Gino, thank you so much for coming on to the show. We appreciate your time, your knowledge and wisdoms. And we appreciate that. You come on and share with us, you know, your journey, how’d you get started with multifamily and why multifamily and how to secure private finding talking to us about your book how to build a business how to generate multiple resources of revenue from that business and the commitment to be successful and to know yourself, know your why, and, you know, take that leap of faith. It, you, you don’t take it. You will be regretting it. Of course, you have to access your own personal finance and audit situation everyone’s is different. However, if you don’t take that lab, you don’t know where it’s going to take you. So I really appreciate that. And I’m pretty sure our listeners will find a lot of our use in dab. And I talk about like four pages of notes. I really appreciate all the insights. And of course and finally, you talked to us about the market cycle. You talk to us what to expect in the next six months or late next year is what’s going to happen. So I really appreciate all that insight.
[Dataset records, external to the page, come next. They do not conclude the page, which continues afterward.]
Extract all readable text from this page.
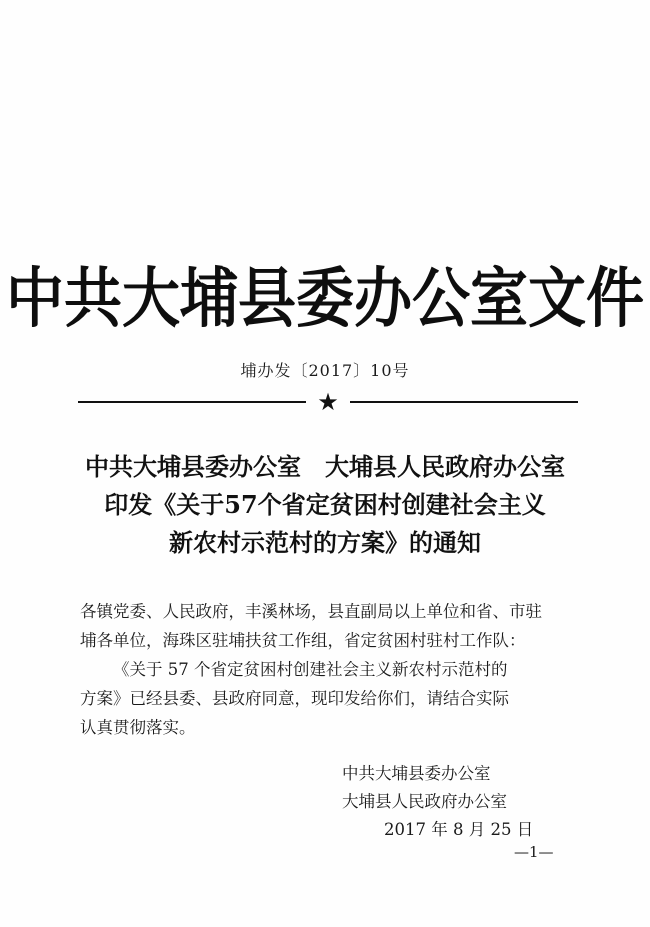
中共大埔县委办公室文件
埔办发〔2017〕10号
★
中共大埔县委办公室　大埔县人民政府办公室
印发《关于57个省定贫困村创建社会主义
新农村示范村的方案》的通知
各镇党委、人民政府，丰溪林场，县直副局以上单位和省、市驻
埔各单位，海珠区驻埔扶贫工作组，省定贫困村驻村工作队：
《关于 57 个省定贫困村创建社会主义新农村示范村的
方案》已经县委、县政府同意，现印发给你们，请结合实际
认真贯彻落实。
中共大埔县委办公室
大埔县人民政府办公室
2017 年 8 月 25 日
—1—
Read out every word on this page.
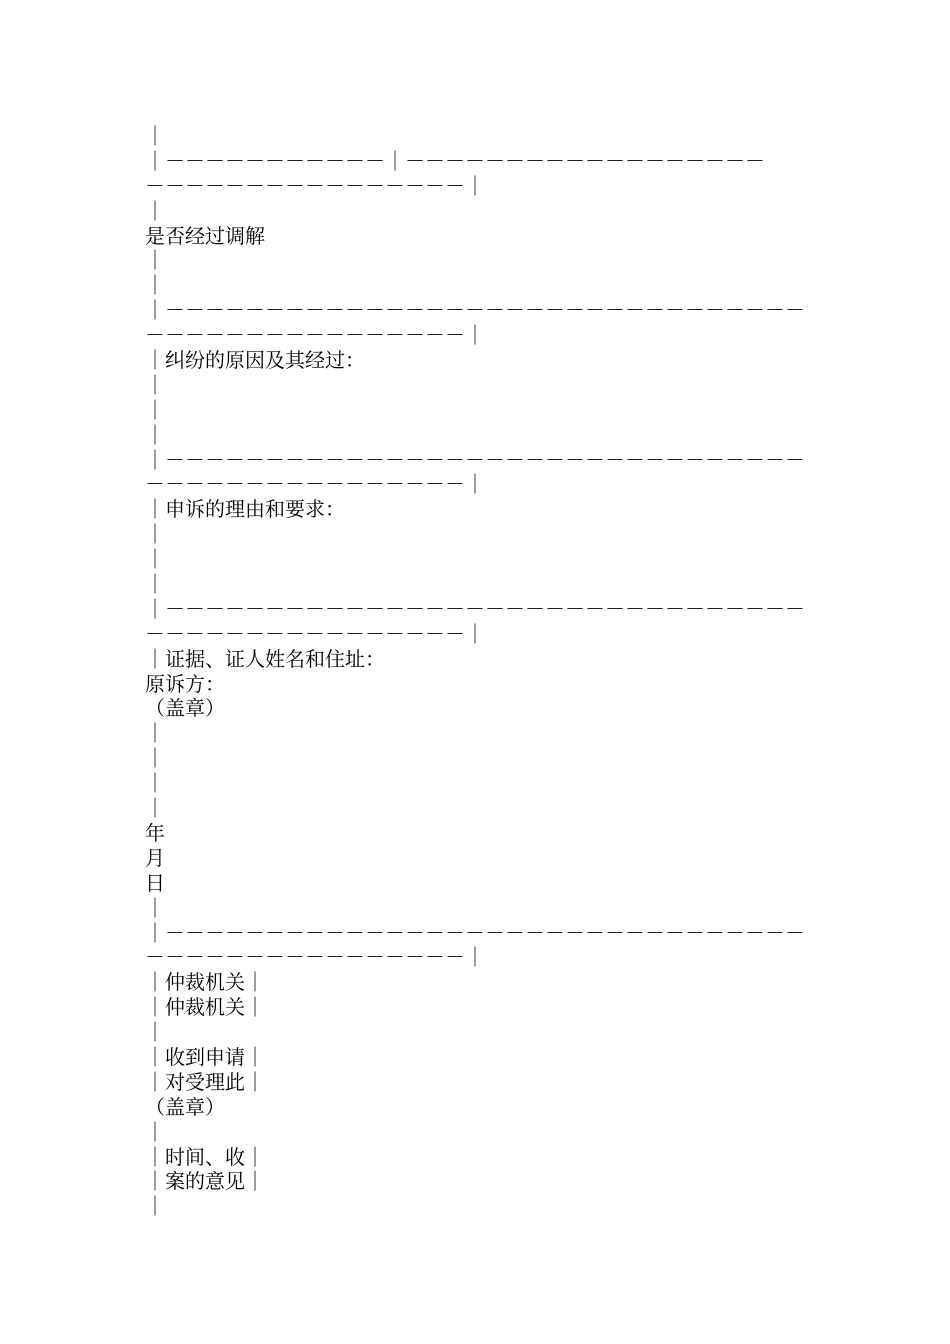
｜
｜－－－－－－－－－－－｜－－－－－－－－－－－－－－－－－－
－－－－－－－－－－－－－－－－｜
｜
是否经过调解
｜
｜
｜－－－－－－－－－－－－－－－－－－－－－－－－－－－－－－－－
－－－－－－－－－－－－－－－－｜
｜纠纷的原因及其经过：
｜
｜
｜
｜－－－－－－－－－－－－－－－－－－－－－－－－－－－－－－－－
－－－－－－－－－－－－－－－－｜
｜申诉的理由和要求：
｜
｜
｜
｜－－－－－－－－－－－－－－－－－－－－－－－－－－－－－－－－
－－－－－－－－－－－－－－－－｜
｜证据、证人姓名和住址：
原诉方：
（盖章）
｜
｜
｜
｜
年
月
日
｜
｜－－－－－－－－－－－－－－－－－－－－－－－－－－－－－－－－
－－－－－－－－－－－－－－－－｜
｜仲裁机关｜
｜仲裁机关｜
｜
｜收到申请｜
｜对受理此｜
（盖章）
｜
｜时间、收｜
｜案的意见｜
｜
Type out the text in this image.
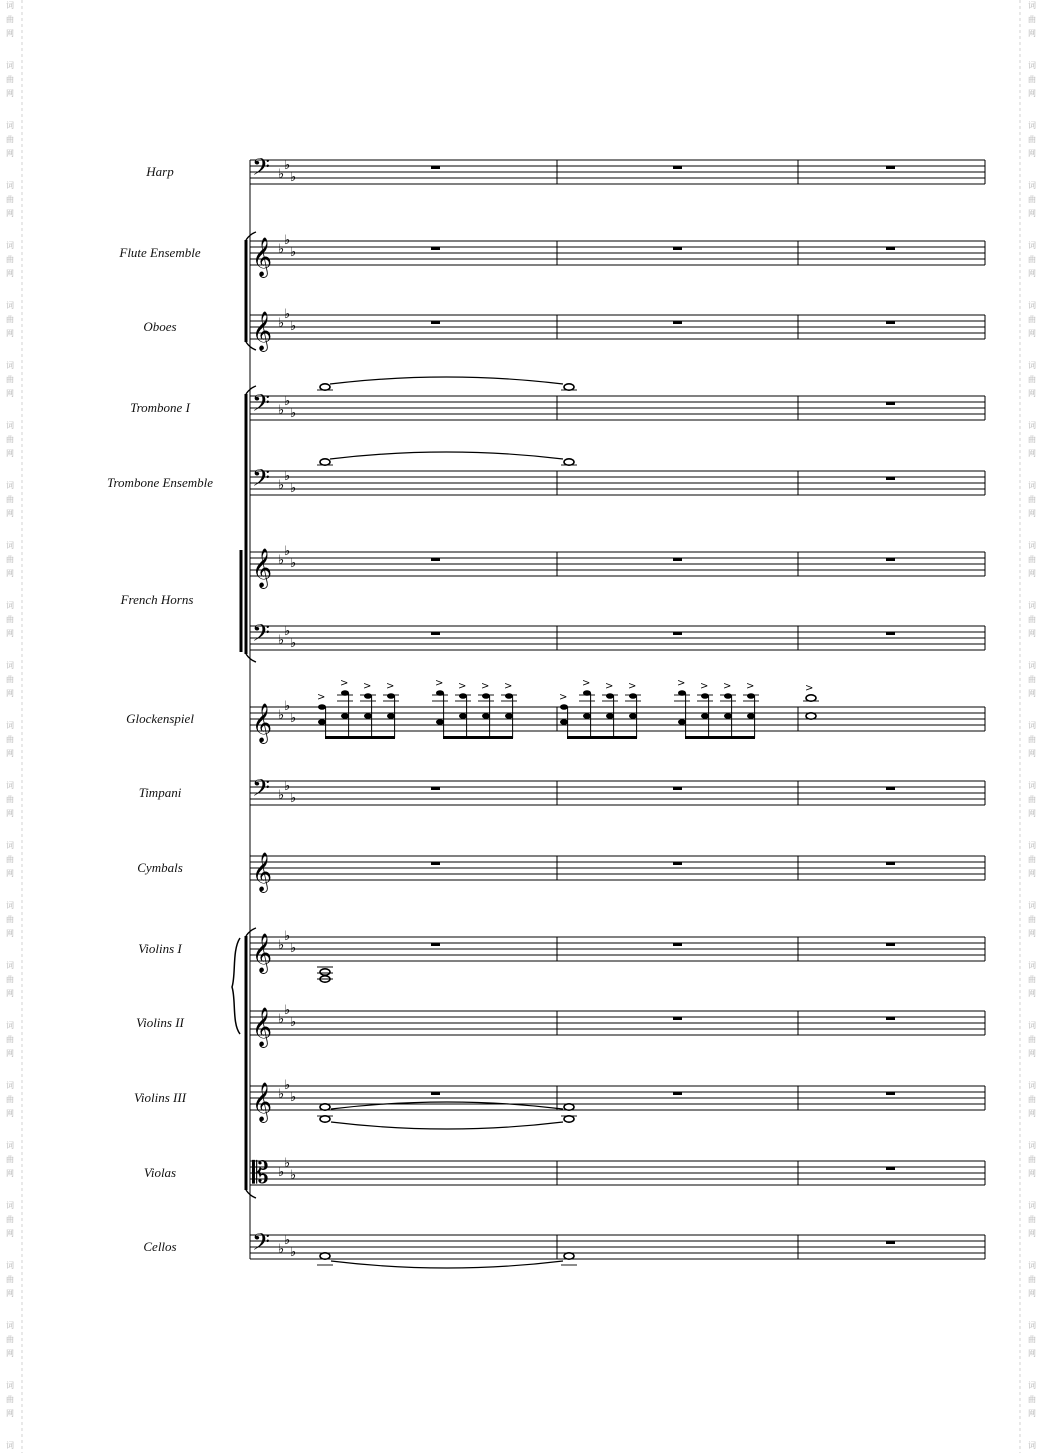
词
曲
网
词
曲
网
词
曲
网
词
曲
网
词
曲
网
词
曲
网
词
曲
网
词
曲
网
词
曲
网
词
曲
网
词
曲
网
词
曲
网
词
曲
网
词
曲
网
词
曲
网
词
曲
网
词
曲
网
词
曲
网
词
曲
网
词
曲
网
词
曲
网
词
曲
网
词
曲
网
词
曲
网
词
词
曲
网
词
曲
网
词
曲
网
词
曲
网
词
曲
网
词
曲
网
词
曲
网
词
曲
网
词
曲
网
词
曲
网
词
曲
网
词
曲
网
词
曲
网
词
曲
网
词
曲
网
词
曲
网
词
曲
网
词
曲
网
词
曲
网
词
曲
网
词
曲
网
词
曲
网
词
曲
网
词
曲
网
词
Harp
Flute Ensemble
Oboes
Trombone I
Trombone Ensemble
French Horns
Glockenspiel
Timpani
Cymbals
Violins I
Violins II
Violins III
Violas
Cellos
𝄢 ♭
♭
♭
𝄞 ♭
♭
♭
𝄞 ♭
♭
♭
𝄢 ♭
♭
♭
𝄢 ♭
♭
♭
𝄞 ♭
♭
♭
𝄢 ♭
♭
♭
𝄞 ♭
♭
♭
𝄢 ♭
♭
♭
𝄞
𝄞 ♭
♭
♭
𝄞 ♭
♭
♭
𝄞 ♭
♭
♭
𝄡 ♭
♭
♭
𝄢 ♭
♭
♭
>
> > >	> > > >
>
> > >	> > > >	>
So if our listener wanted to find out more about you and your company and what you do, where can they go?

Gino (43:26):

Just very simply go to Jake and Gino.com. We have the Jake and Gino channel on iTunes, where we have our four podcasts that we share weekly. And just go to the website. Website’s got blogs, it’s got articles. It’s got a place to, if you want apply or mentorship with us, if you want to invest with us, tons of resources on that website. So just go check out that website. And if you have any questions for me directly, just email me Gino@jakeandgino.com.

Seyla (43:48):

Thank you so much for coming on today’s and your time. We appreciate you.

Gino (43:53):

My pleasure. Thank you. Take care, everybody.